The Joy of Not Playing Games
Photo: Mosaic at Basilica of Sant'Apollinare Nuovo, Ravenna, Italy. Taken by Garrett Martin, who would totally play a game that looks like that.
I left the Switch at home. I usually bring it with me when I travel, especially on long trips, not because I want to play games all the time, or can’t go two weeks without them, but because I generally have to play them as part of my job. It’s hard to write about games if you don’t play them. (Not impossible, though.) Nine trips out of 10 I never even turn that Switch on. It just takes up space in my backpack, alongside the hairbrush I never actually use and whatever book I’m not actually reading that week. Before the Switch this happened with the Vita, the 3DS, the iPad, the PSP: there was always some piece of hardware cluttering up my luggage and hardly ever getting used.
I just got back from a two-week trip to Italy, a country with a solid pinball history but not much of an internationally-recognized videogame scene. (505, the publishers of Control and some other really good games, are based in Milan, but that’s about it.) This trip would have even less downtime than most; it was a cruise, a different Adriatic city almost every day, with just enough time in each port to exhaust ourselves with culture, history, and food before passing out back in our stateroom.
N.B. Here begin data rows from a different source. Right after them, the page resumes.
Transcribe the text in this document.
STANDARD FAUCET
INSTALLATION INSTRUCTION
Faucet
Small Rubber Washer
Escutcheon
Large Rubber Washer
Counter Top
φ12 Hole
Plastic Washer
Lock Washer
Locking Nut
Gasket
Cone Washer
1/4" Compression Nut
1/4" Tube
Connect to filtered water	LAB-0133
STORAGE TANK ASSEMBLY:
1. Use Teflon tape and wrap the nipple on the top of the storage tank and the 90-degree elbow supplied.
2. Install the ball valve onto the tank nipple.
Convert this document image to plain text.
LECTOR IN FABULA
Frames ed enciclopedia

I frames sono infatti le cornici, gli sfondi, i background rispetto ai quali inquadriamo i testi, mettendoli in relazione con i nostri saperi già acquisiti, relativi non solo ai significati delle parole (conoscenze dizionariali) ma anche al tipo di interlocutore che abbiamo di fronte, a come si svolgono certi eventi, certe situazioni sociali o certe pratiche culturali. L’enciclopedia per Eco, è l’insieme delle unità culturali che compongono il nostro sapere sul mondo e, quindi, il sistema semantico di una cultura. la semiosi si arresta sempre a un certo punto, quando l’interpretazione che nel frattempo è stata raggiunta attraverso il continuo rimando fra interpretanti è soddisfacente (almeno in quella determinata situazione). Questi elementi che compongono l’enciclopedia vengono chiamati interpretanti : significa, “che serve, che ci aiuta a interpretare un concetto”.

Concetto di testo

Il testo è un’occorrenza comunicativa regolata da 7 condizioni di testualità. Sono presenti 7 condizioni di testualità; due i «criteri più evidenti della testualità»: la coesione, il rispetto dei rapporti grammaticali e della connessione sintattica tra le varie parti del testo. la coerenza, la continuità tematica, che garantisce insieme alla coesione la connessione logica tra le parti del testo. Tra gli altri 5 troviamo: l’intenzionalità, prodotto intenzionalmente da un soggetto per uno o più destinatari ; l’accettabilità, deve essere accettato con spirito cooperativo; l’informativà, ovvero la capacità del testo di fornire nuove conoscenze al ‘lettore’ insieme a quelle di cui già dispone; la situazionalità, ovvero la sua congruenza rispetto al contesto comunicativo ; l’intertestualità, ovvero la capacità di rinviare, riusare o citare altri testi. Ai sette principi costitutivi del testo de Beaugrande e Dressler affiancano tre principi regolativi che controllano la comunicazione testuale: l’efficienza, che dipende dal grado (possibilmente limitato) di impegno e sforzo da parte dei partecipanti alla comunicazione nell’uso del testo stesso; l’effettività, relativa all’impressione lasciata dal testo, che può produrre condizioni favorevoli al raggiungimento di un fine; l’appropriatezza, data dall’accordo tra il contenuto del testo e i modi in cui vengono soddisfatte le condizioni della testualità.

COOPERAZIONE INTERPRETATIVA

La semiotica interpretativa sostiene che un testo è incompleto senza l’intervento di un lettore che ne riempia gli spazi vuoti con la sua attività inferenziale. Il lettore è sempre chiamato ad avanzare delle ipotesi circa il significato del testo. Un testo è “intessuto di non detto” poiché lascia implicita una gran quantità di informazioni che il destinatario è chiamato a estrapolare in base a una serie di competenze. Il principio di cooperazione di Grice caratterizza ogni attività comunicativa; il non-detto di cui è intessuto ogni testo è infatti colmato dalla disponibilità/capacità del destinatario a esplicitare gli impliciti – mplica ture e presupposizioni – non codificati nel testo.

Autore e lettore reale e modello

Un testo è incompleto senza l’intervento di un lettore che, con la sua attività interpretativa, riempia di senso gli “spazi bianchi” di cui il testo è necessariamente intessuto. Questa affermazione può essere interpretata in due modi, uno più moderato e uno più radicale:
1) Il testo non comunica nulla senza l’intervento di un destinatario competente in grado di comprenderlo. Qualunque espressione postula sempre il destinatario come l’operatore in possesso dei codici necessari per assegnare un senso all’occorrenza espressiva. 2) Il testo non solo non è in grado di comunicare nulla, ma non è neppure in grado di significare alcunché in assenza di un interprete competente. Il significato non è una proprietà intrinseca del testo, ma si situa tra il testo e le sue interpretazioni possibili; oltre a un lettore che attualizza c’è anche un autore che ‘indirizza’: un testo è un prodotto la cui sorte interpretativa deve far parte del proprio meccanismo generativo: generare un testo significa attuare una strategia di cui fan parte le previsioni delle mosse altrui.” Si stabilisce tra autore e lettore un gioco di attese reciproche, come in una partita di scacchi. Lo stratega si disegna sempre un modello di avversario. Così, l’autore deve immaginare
I figured that after the mosaics of Ravenna I wouldn’t be in the mood for Elephant Mario, or whatever, and that even if I did have time to kill on the boat, I could easily take care of that with the unfinished books on my phone and at any of the well-stocked and generally free bars found throughout the ship. The Switch stayed home while I drank rum and Diets and finally read David Browne’s Sonic Youth book, and guess what: it felt amazing.